Primary energy consumption in the world is based on oil, and increasingly also on natural gas, taking over a growingly significant role in the immediate future. The outburst of international terrorism, deepening of the political crisis in the Near East and growing politization of natural gas supply have turned energy, and especially oil and gas, into a growingly insecure precondition of any economic and development policy. Increasing politization of oil and gas as well as a great dependence on imported energy creates a turn in the energy strategy that the European Union has already announced. The so far absolutization of the market will – so it appears – be replaced by a kind of joint co-ordination and control of EU multinational mechanisms with regard to ensuring the safety of energy supply, stressing energy efficiency and renewable energy sources in the process.

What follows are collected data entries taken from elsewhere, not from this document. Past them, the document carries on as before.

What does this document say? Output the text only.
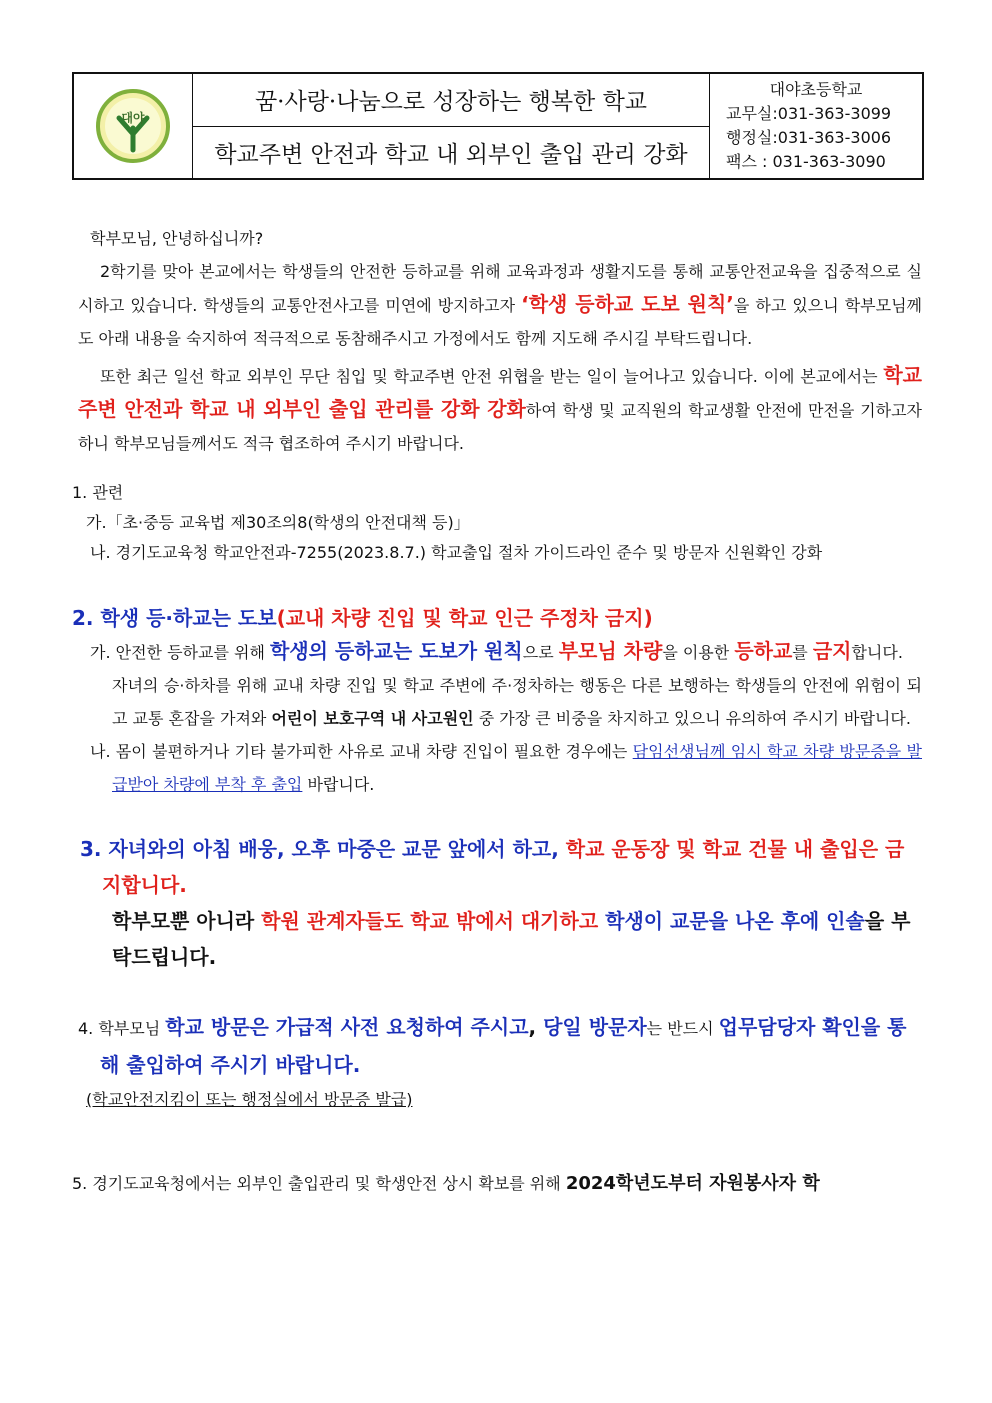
대야
꿈·사랑·나눔으로 성장하는 행복한 학교
학교주변 안전과 학교 내 외부인 출입 관리 강화
대야초등학교
교무실:031-363-3099
행정실:031-363-3006
팩스 : 031-363-3090
학부모님, 안녕하십니까?
2학기를 맞아 본교에서는 학생들의 안전한 등하교를 위해 교육과정과 생활지도를 통해 교통안전교육을 집중적으로 실시하고 있습니다. 학생들의 교통안전사고를 미연에 방지하고자 ‘학생 등하교 도보 원칙’을 하고 있으니 학부모님께도 아래 내용을 숙지하여 적극적으로 동참해주시고 가정에서도 함께 지도해 주시길 부탁드립니다.
또한 최근 일선 학교 외부인 무단 침입 및 학교주변 안전 위협을 받는 일이 늘어나고 있습니다. 이에 본교에서는 학교주변 안전과 학교 내 외부인 출입 관리를 강화 강화하여 학생 및 교직원의 학교생활 안전에 만전을 기하고자 하니 학부모님들께서도 적극 협조하여 주시기 바랍니다.
1. 관련
가.「초·중등 교육법 제30조의8(학생의 안전대책 등)」
나. 경기도교육청 학교안전과-7255(2023.8.7.) 학교출입 절차 가이드라인 준수 및 방문자 신원확인 강화
2. 학생 등·하교는 도보(교내 차량 진입 및 학교 인근 주정차 금지)
가. 안전한 등하교를 위해 학생의 등하교는 도보가 원칙으로 부모님 차량을 이용한 등하교를 금지합니다.
자녀의 승·하차를 위해 교내 차량 진입 및 학교 주변에 주·정차하는 행동은 다른 보행하는 학생들의 안전에 위험이 되고 교통 혼잡을 가져와 어린이 보호구역 내 사고원인 중 가장 큰 비중을 차지하고 있으니 유의하여 주시기 바랍니다.
나. 몸이 불편하거나 기타 불가피한 사유로 교내 차량 진입이 필요한 경우에는 담임선생님께 임시 학교 차량 방문증을 발급받아 차량에 부착 후 출입 바랍니다.
3. 자녀와의 아침 배웅, 오후 마중은 교문 앞에서 하고, 학교 운동장 및 학교 건물 내 출입은 금지합니다.
학부모뿐 아니라 학원 관계자들도 학교 밖에서 대기하고 학생이 교문을 나온 후에 인솔을 부탁드립니다.
4. 학부모님 학교 방문은 가급적 사전 요청하여 주시고, 당일 방문자는 반드시 업무담당자 확인을 통해 출입하여 주시기 바랍니다.
(학교안전지킴이 또는 행정실에서 방문증 발급)
5. 경기도교육청에서는 외부인 출입관리 및 학생안전 상시 확보를 위해 2024학년도부터 자원봉사자 학
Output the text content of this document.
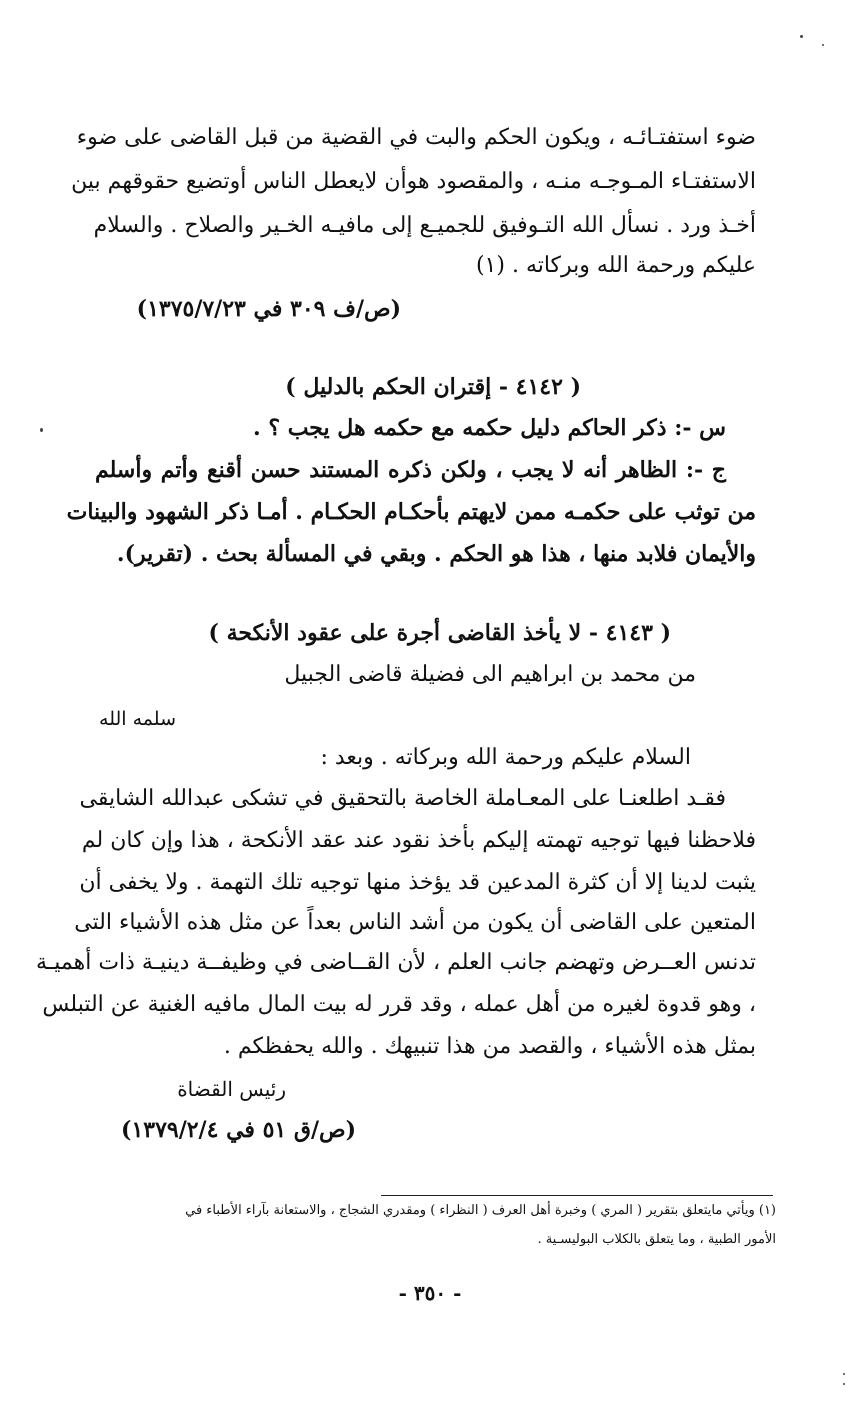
ضوء استفتـائـه ، ويكون الحكم والبت في القضية من قبل القاضى على ضوء
الاستفتـاء المـوجـه منـه ، والمقصود هوأن لايعطل الناس أوتضيع حقوقهم بين
أخـذ ورد . نسأل الله التـوفيق للجميـع إلى مافيـه الخـير والصلاح . والسلام
عليكم ورحمة الله وبركاته . (١)
(ص/ف ٣٠٩ في ١٣٧٥/٧/٢٣)
( ٤١٤٢ - إقتران الحكم بالدليل )
س -: ذكر الحاكم دليل حكمه مع حكمه هل يجب ؟ .
ج -: الظاهر أنه لا يجب ، ولكن ذكره المستند حسن أقنع وأتم وأسلم
من توثب على حكمـه ممن لايهتم بأحكـام الحكـام . أمـا ذكر الشهود والبينات
والأيمان فلابد منها ، هذا هو الحكم . وبقي في المسألة بحث . (تقرير).
( ٤١٤٣ - لا يأخذ القاضى أجرة على عقود الأنكحة )
من محمد بن ابراهيم الى فضيلة قاضى الجبيل
سلمه الله
السلام عليكم ورحمة الله وبركاته . وبعد :
فقـد اطلعنـا على المعـاملة الخاصة بالتحقيق في تشكى عبدالله الشايقى
فلاحظنا فيها توجيه تهمته إليكم بأخذ نقود عند عقد الأنكحة ، هذا وإن كان لم
يثبت لدينا إلا أن كثرة المدعين قد يؤخذ منها توجيه تلك التهمة . ولا يخفى أن
المتعين على القاضى أن يكون من أشد الناس بعداً عن مثل هذه الأشياء التى
تدنس العــرض وتهضم جانب العلم ، لأن القــاضى في وظيفــة دينيـة ذات أهميـة
، وهو قدوة لغيره من أهل عمله ، وقد قرر له بيت المال مافيه الغنية عن التبلس
بمثل هذه الأشياء ، والقصد من هذا تنبيهك . والله يحفظكم .
رئيس القضاة
(ص/ق ٥١ في ١٣٧٩/٢/٤)
(١) ويأتي مايتعلق بتقرير ( المري ) وخبرة أهل العرف ( النظراء ) ومقدري الشجاج ، والاستعانة بآراء الأطباء في
الأمور الطبية ، وما يتعلق بالكلاب البوليسـية .
- ٣٥٠ -
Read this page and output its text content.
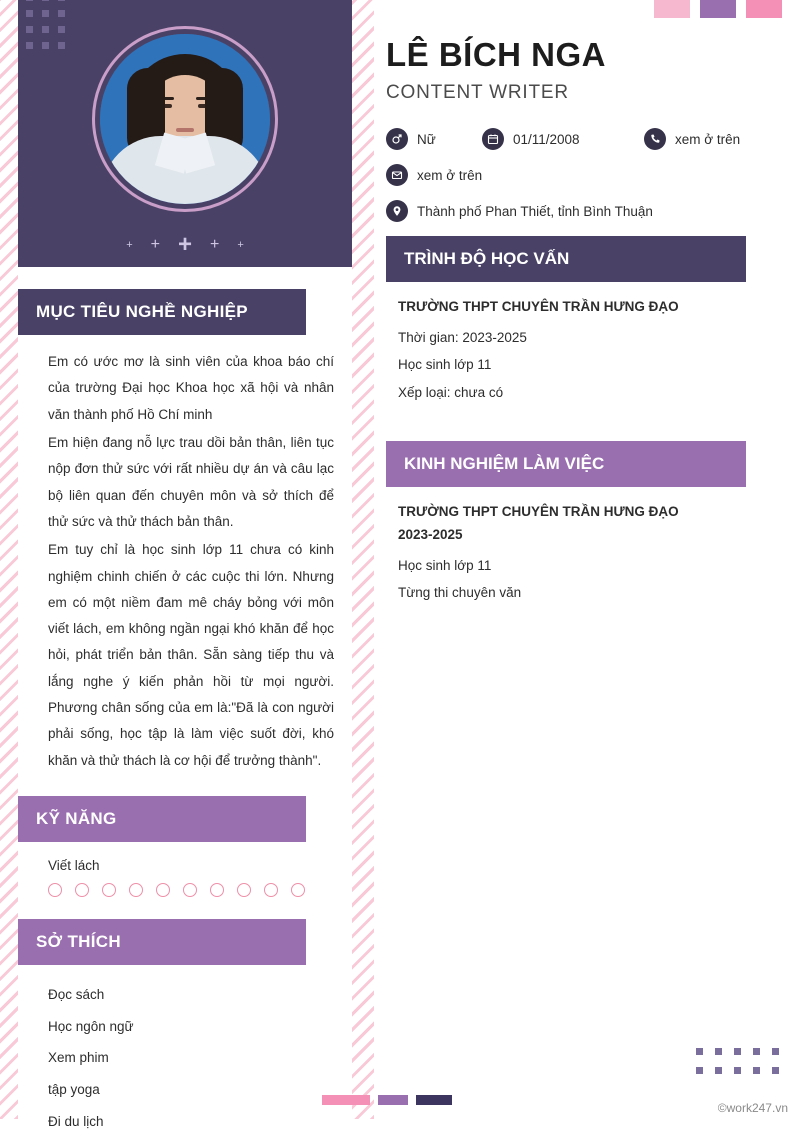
+ + + + +
MỤC TIÊU NGHỀ NGHIỆP

Em có ước mơ là sinh viên của khoa báo chí của trường Đại học Khoa học xã hội và nhân văn thành phố Hồ Chí minh

Em hiện đang nỗ lực trau dồi bản thân, liên tục nộp đơn thử sức với rất nhiều dự án và câu lạc bộ liên quan đến chuyên môn và sở thích để thử sức và thử thách bản thân.

Em tuy chỉ là học sinh lớp 11 chưa có kinh nghiệm chinh chiến ở các cuộc thi lớn. Nhưng em có một niềm đam mê cháy bỏng với môn viết lách, em không ngần ngại khó khăn để học hỏi, phát triển bản thân. Sẵn sàng tiếp thu và lắng nghe ý kiến phản hồi từ mọi người. Phương chân sống của em là:"Đã là con người phải sống, học tập là làm việc suốt đời, khó khăn và thử thách là cơ hội để trưởng thành".

KỸ NĂNG
Viết lách
SỞ THÍCH
Đọc sách
Học ngôn ngữ
Xem phim
tập yoga
Đi du lịch
LÊ BÍCH NGA
CONTENT WRITER
Nữ	01/11/2008	xem ở trên
xem ở trên
Thành phố Phan Thiết, tỉnh Bình Thuận
TRÌNH ĐỘ HỌC VẤN
TRƯỜNG THPT CHUYÊN TRẦN HƯNG ĐẠO
Thời gian: 2023-2025
Học sinh lớp 11
Xếp loại: chưa có
KINH NGHIỆM LÀM VIỆC
TRƯỜNG THPT CHUYÊN TRẦN HƯNG ĐẠO
2023-2025
Học sinh lớp 11
Từng thi chuyên văn
©work247.vn
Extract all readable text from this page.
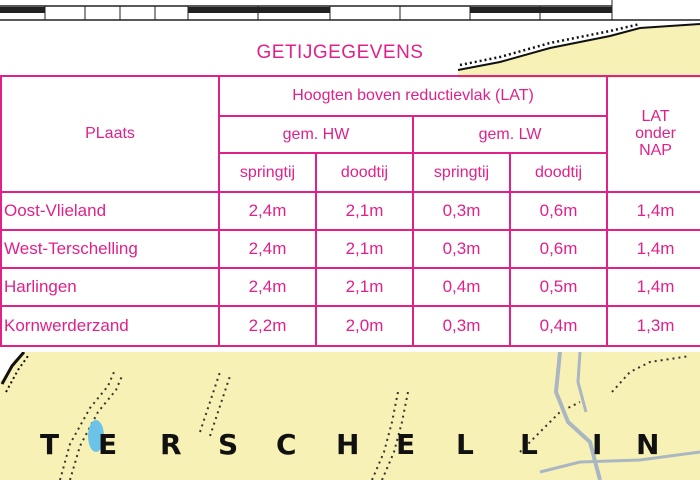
GETIJGEGEVENS
PLaats	Hoogten boven reductievlak (LAT)				LAT
onder
NAP
	gem. HW		gem. LW		
	springtij	doodtij	springtij	doodtij	
Oost-Vlieland	2,4m	2,1m	0,3m	0,6m	1,4m
West-Terschelling	2,4m	2,1m	0,3m	0,6m	1,4m
Harlingen	2,4m	2,1m	0,4m	0,5m	1,4m
Kornwerderzand	2,2m	2,0m	0,3m	0,4m	1,3m
T E R S C H E L L I N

Croatia must ensure sufficient energy for its development, including an increasing amount of imported energy. Since we are only negotiating a full joining of the European Union, we do not have any advantages or protection of that multilateral mechanism. That is why Croatia must redefine its energy strategy, adapt it to the growingly expensive imported energy, develop diversification of the imported energy sources and ensure as intense as possible a development of energy efficient energy consumption and activation of possibilities for producing the remaining conventional energy, plus the activation of renewable sources as much as possible. Only such a flexible strategy, with a rational management of domestic oil and gas, import diversification and stimulation of renewable sources development, will make it possible to face the challenges of energy uncertainty of the second decade of the 21st c.